At least Let’s Enjoy does not pretend that Indian youngsters are all innocence and virtue. They are—thanks to exposure to global culture—as devious, horny and boisterous as young people anywhere.

The ensemble cast is made up mostly of fresh faces who suit their parts and the music (Midival Punditz) is excellent. The film could have done with some pace and better dialogue, but after coming out of the moviehall, you don’t regret having seen it.

Dance Like A Man

Arguably Mahesh Dattani’s best play, Dance Like A Man makes for heavy, plodding cinema, though its intricately structured plot about gender and generational differences is important and relevant.

Jairaj (Arif Zakaria) from a wealthy Gujarati family, defies his rigidly traditional father (Mohan Agashe), to seek a career in classical dance along with wife Ratna (Shobana).

Their unhappy story of compromises and betrayals is intercut with the impending ‘arangetram’ of their daughter (Anoushka Shankar), who in turn is caught between her fiancé Vishal (Samir Soni) and the expectations of her parents.

Shobana has the finely shaded character who evokes both concern and contempt and the actress has delivered an outstanding performance—her dance pieces are also skilled and graceful. Arif Zakaria is well cast as the sad, disillusioned man who is crushed by his wife’s ambition and father’s inflexibility.

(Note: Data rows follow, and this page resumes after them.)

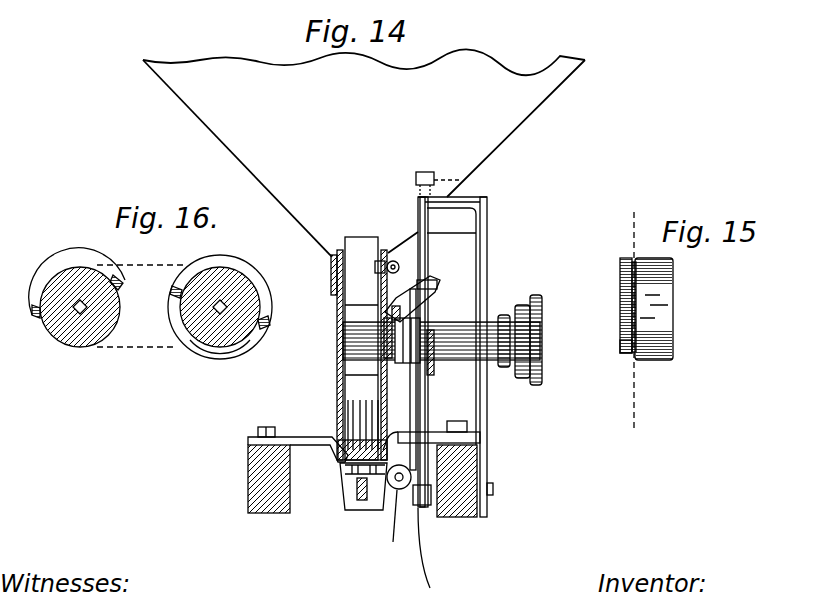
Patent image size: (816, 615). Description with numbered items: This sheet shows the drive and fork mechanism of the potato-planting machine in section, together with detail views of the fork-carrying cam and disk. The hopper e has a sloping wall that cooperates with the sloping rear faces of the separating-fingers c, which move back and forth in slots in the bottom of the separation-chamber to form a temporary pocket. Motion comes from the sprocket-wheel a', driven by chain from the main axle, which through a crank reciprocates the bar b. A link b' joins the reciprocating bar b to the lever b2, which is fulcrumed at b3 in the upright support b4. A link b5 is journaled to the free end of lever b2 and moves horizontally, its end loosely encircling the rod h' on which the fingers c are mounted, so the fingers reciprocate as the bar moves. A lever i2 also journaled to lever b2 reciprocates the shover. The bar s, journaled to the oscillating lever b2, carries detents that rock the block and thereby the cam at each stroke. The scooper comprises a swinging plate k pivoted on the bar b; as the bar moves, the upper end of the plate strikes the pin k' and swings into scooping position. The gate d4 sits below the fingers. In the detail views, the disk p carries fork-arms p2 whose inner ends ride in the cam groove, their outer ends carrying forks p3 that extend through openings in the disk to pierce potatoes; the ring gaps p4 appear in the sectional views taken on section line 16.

In FIG. 14, the hopper e is at (364, 153).
In FIG. 14, the swinging plate k is at (349, 333).
In FIG. 14, the pin k' is at (334, 300).
In FIG. 14, the separating-fingers c is at (347, 420).
In FIG. 14, the bar s is at (434, 392).
In FIG. 14, the sprocket-wheel a' is at (526, 356).
In FIG. 14, the reciprocating bar b is at (437, 352).
In FIG. 14, the upright support b4 is at (486, 248).
In FIG. 14, the fulcrum b3 is at (461, 184).
In FIG. 14, the lever i2 is at (393, 262).
In FIG. 14, the link b' is at (422, 299).
In FIG. 14, the rod h' is at (404, 425).
In FIG. 14, the gate d4 is at (365, 510).
In FIG. 14, the lever b2 is at (424, 508).
In FIG. 14, the link b5 is at (438, 554).
In FIG. 15, the disk p is at (664, 296).
In FIG. 15, the fork-arms p2 is at (625, 262).
In FIG. 16, the fork-arms p2 is at (71, 262).
In FIG. 15, the forks p3 is at (627, 350).
In FIG. 16, the forks p3 is at (213, 360).
In FIG. 15, the ring gap p4 is at (622, 300).
In FIG. 16, the ring gap p4 is at (36, 318).
In FIG. 15, the section line 16 is at (642, 313).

As the film moves back and forth in time, between the five main characters, you try to empathise with their problems, but are somehow left unmoved. More disturbing is what you read between the lines – the man who takes up a ‘feminine’ vocation is a wimp, a woman who cares about her career is a bad wife, careless mother, and manipulative human being.